Tennessee Mountain Stories

A Lifetime Gift

A couple of weeks ago I shared a quilt my great-grandmother made and I was thinking at that time how we all have a lot of stuff these days.  It seems there’s a storage facility on every corner and I think someone is making a fortune off of all our stuff!

Well you certainly know that I treasure every little trinket I can get my hands on from my ancestors – we can talk about whether or not that’s really healthy another time… But we also know that it’s easy to lose stuff.  My family lost my paternal grandmother’s home and all the plunder she’d collected over 84 years.  Our farm was burglarized and we lost things we’d been collecting for our whole lives.  Both of these losses were tough and frankly even after several years they are still tender subjects.

We enjoy giving gifts (maybe I should wait till Christmastime to publish this!) but in this time of plenty far too often our presents are quickly put aside and forgotten.  My Great Grandmother was a giver – I don’t think I ever left her house without some little thing in my hand.  Even if it were only a magazine, she found something she could give us – and most all of those things are long gone by now.
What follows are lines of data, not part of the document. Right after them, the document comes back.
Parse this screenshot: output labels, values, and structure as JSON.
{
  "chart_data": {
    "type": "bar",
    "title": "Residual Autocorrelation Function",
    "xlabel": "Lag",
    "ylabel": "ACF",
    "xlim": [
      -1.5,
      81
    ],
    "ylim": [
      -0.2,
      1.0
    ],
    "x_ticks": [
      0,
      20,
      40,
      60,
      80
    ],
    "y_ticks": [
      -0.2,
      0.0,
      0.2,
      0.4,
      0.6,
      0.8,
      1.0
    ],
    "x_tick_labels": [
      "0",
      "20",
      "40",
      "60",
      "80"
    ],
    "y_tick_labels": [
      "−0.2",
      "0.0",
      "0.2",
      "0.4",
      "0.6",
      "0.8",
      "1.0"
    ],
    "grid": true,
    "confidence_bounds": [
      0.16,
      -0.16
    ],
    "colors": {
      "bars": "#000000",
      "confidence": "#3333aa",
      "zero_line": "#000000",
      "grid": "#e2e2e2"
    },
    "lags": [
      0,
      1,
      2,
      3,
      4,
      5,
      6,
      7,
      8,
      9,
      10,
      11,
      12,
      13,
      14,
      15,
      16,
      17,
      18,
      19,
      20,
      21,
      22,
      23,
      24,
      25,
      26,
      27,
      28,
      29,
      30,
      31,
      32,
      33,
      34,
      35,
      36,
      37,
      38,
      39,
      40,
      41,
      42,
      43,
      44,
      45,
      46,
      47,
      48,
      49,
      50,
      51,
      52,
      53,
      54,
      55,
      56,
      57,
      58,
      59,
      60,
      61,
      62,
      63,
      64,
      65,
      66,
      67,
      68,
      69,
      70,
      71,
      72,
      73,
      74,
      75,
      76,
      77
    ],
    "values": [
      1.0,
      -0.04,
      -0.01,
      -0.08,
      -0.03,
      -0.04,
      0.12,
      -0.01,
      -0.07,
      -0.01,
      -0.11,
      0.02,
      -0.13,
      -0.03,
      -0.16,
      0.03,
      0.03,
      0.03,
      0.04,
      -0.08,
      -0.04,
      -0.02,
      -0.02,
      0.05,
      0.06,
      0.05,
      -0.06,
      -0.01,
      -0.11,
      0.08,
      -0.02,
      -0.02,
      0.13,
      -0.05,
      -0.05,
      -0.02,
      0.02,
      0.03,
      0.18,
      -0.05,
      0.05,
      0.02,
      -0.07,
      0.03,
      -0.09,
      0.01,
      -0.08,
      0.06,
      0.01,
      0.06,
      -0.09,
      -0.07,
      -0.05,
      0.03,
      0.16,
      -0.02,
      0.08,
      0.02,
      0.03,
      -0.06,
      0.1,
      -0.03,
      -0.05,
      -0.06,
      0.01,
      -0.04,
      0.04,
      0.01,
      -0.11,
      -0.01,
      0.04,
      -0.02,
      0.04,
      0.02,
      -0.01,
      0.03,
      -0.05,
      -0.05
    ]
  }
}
However, I have a couple of gifts Grandma Harvey gave me that no one can take away – skills!  She taught me to tat – now you may not even know what that is, but it’s an ancient method of lace-making.  And she taught me to knit.  I’m ashamed how long it’s been since I put one of these treasured gifts to use but I still have them.  Sure I’m slower now than I was when I practiced regularly and my stitches were never as even and steady as Grandma’s but once learned a skill like this is with you forever.

As she taught me I remember Grandma telling me that she was no hand at all to knit compared to her mother.  Grandma Hixson raised her family down in the Sequatchie Valley and she said girls would come from all over the valley to have Grandma teach them to knit, her skill was that widely known and admired. 
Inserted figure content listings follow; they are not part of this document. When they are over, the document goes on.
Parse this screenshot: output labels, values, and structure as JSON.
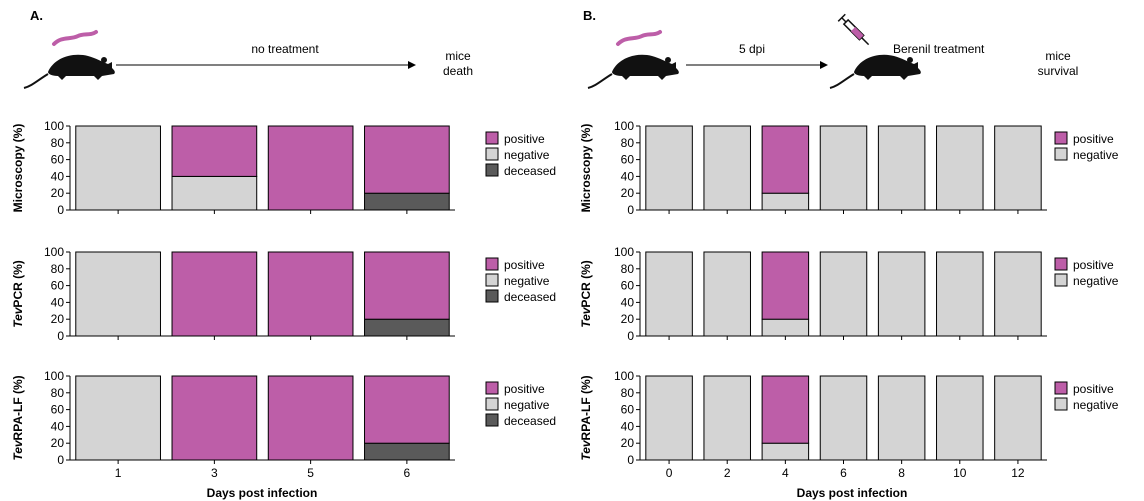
{
  "panelA": {
    "label": "A.",
    "schema": {
      "arrow_text": "no treatment",
      "end_line1": "mice",
      "end_line2": "death"
    },
    "xlabel": "Days post infection",
    "legend": [
      "positive",
      "negative",
      "deceased"
    ]
  },
  "panelB": {
    "label": "B.",
    "schema": {
      "arrow_text": "5 dpi",
      "mid_text": "Berenil treatment",
      "end_line1": "mice",
      "end_line2": "survival"
    },
    "xlabel": "Days post infection",
    "legend": [
      "positive",
      "negative"
    ]
  },
  "colors": {
    "positive": "#bd5ea8",
    "negative": "#d4d4d4",
    "deceased": "#5a5a5a",
    "mouse": "#111111",
    "parasite": "#bd5ea8"
  },
  "icons": [
    "mouse-icon",
    "parasite-icon",
    "syringe-icon"
  ],
  "chart_data": [
    {
      "panel": "A",
      "type": "bar",
      "stacked": true,
      "ylabel_prefix": "",
      "ylabel_suffix": "Microscopy (%)",
      "categories": [
        "1",
        "3",
        "5",
        "6"
      ],
      "ylim": [
        0,
        100
      ],
      "yticks": [
        0,
        20,
        40,
        60,
        80,
        100
      ],
      "series": [
        {
          "name": "deceased",
          "values": [
            0,
            0,
            0,
            20
          ]
        },
        {
          "name": "negative",
          "values": [
            100,
            40,
            0,
            0
          ]
        },
        {
          "name": "positive",
          "values": [
            0,
            60,
            100,
            80
          ]
        }
      ]
    },
    {
      "panel": "A",
      "type": "bar",
      "stacked": true,
      "ylabel_prefix": "Tev",
      "ylabel_suffix": "PCR (%)",
      "categories": [
        "1",
        "3",
        "5",
        "6"
      ],
      "ylim": [
        0,
        100
      ],
      "yticks": [
        0,
        20,
        40,
        60,
        80,
        100
      ],
      "series": [
        {
          "name": "deceased",
          "values": [
            0,
            0,
            0,
            20
          ]
        },
        {
          "name": "negative",
          "values": [
            100,
            0,
            0,
            0
          ]
        },
        {
          "name": "positive",
          "values": [
            0,
            100,
            100,
            80
          ]
        }
      ]
    },
    {
      "panel": "A",
      "type": "bar",
      "stacked": true,
      "ylabel_prefix": "Tev",
      "ylabel_suffix": "RPA-LF (%)",
      "categories": [
        "1",
        "3",
        "5",
        "6"
      ],
      "ylim": [
        0,
        100
      ],
      "yticks": [
        0,
        20,
        40,
        60,
        80,
        100
      ],
      "series": [
        {
          "name": "deceased",
          "values": [
            0,
            0,
            0,
            20
          ]
        },
        {
          "name": "negative",
          "values": [
            100,
            0,
            0,
            0
          ]
        },
        {
          "name": "positive",
          "values": [
            0,
            100,
            100,
            80
          ]
        }
      ]
    },
    {
      "panel": "B",
      "type": "bar",
      "stacked": true,
      "ylabel_prefix": "",
      "ylabel_suffix": "Microscopy (%)",
      "categories": [
        "0",
        "2",
        "4",
        "6",
        "8",
        "10",
        "12"
      ],
      "ylim": [
        0,
        100
      ],
      "yticks": [
        0,
        20,
        40,
        60,
        80,
        100
      ],
      "series": [
        {
          "name": "negative",
          "values": [
            100,
            100,
            20,
            100,
            100,
            100,
            100
          ]
        },
        {
          "name": "positive",
          "values": [
            0,
            0,
            80,
            0,
            0,
            0,
            0
          ]
        }
      ]
    },
    {
      "panel": "B",
      "type": "bar",
      "stacked": true,
      "ylabel_prefix": "Tev",
      "ylabel_suffix": "PCR (%)",
      "categories": [
        "0",
        "2",
        "4",
        "6",
        "8",
        "10",
        "12"
      ],
      "ylim": [
        0,
        100
      ],
      "yticks": [
        0,
        20,
        40,
        60,
        80,
        100
      ],
      "series": [
        {
          "name": "negative",
          "values": [
            100,
            100,
            20,
            100,
            100,
            100,
            100
          ]
        },
        {
          "name": "positive",
          "values": [
            0,
            0,
            80,
            0,
            0,
            0,
            0
          ]
        }
      ]
    },
    {
      "panel": "B",
      "type": "bar",
      "stacked": true,
      "ylabel_prefix": "Tev",
      "ylabel_suffix": "RPA-LF (%)",
      "categories": [
        "0",
        "2",
        "4",
        "6",
        "8",
        "10",
        "12"
      ],
      "ylim": [
        0,
        100
      ],
      "yticks": [
        0,
        20,
        40,
        60,
        80,
        100
      ],
      "series": [
        {
          "name": "negative",
          "values": [
            100,
            100,
            20,
            100,
            100,
            100,
            100
          ]
        },
        {
          "name": "positive",
          "values": [
            0,
            0,
            80,
            0,
            0,
            0,
            0
          ]
        }
      ]
    }
  ]
}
While I’m certainly a supporter of formal education, it seems a shame that America has more college graduates today than ever before yet we are losing skills like knitting and tatting.  Folks wouldn’t travel across the road to learn to knit and an old woman is often seen as a burden instead of an source of great knowledge. 

I will try not to jump off preaching here but I can’t let the moment pass without noting that the only truly lasting thing is from God and is, as Romans 6:23 says it, “…the gift of God is eternal life through Jesus Christ our Lord.”  If you’ve not claimed that one please feel free to contact me and I’ll be happy to preach it for you – or better yet I’ll put you in touch with a real preacher!  No storage fees will be charged for this precious gift!

So what kind of skills do you have that are rare these days?  Do you make the best Pumpkin pie in the state?  Or can you sew anything you can see – or even imagine?  Does music flow from your fingertips on any instrument?  The next question is even bigger…who have you shared this gift with? 

Just as I’m trying every week to pass along the stories of yesteryear we need also to pass along our skills.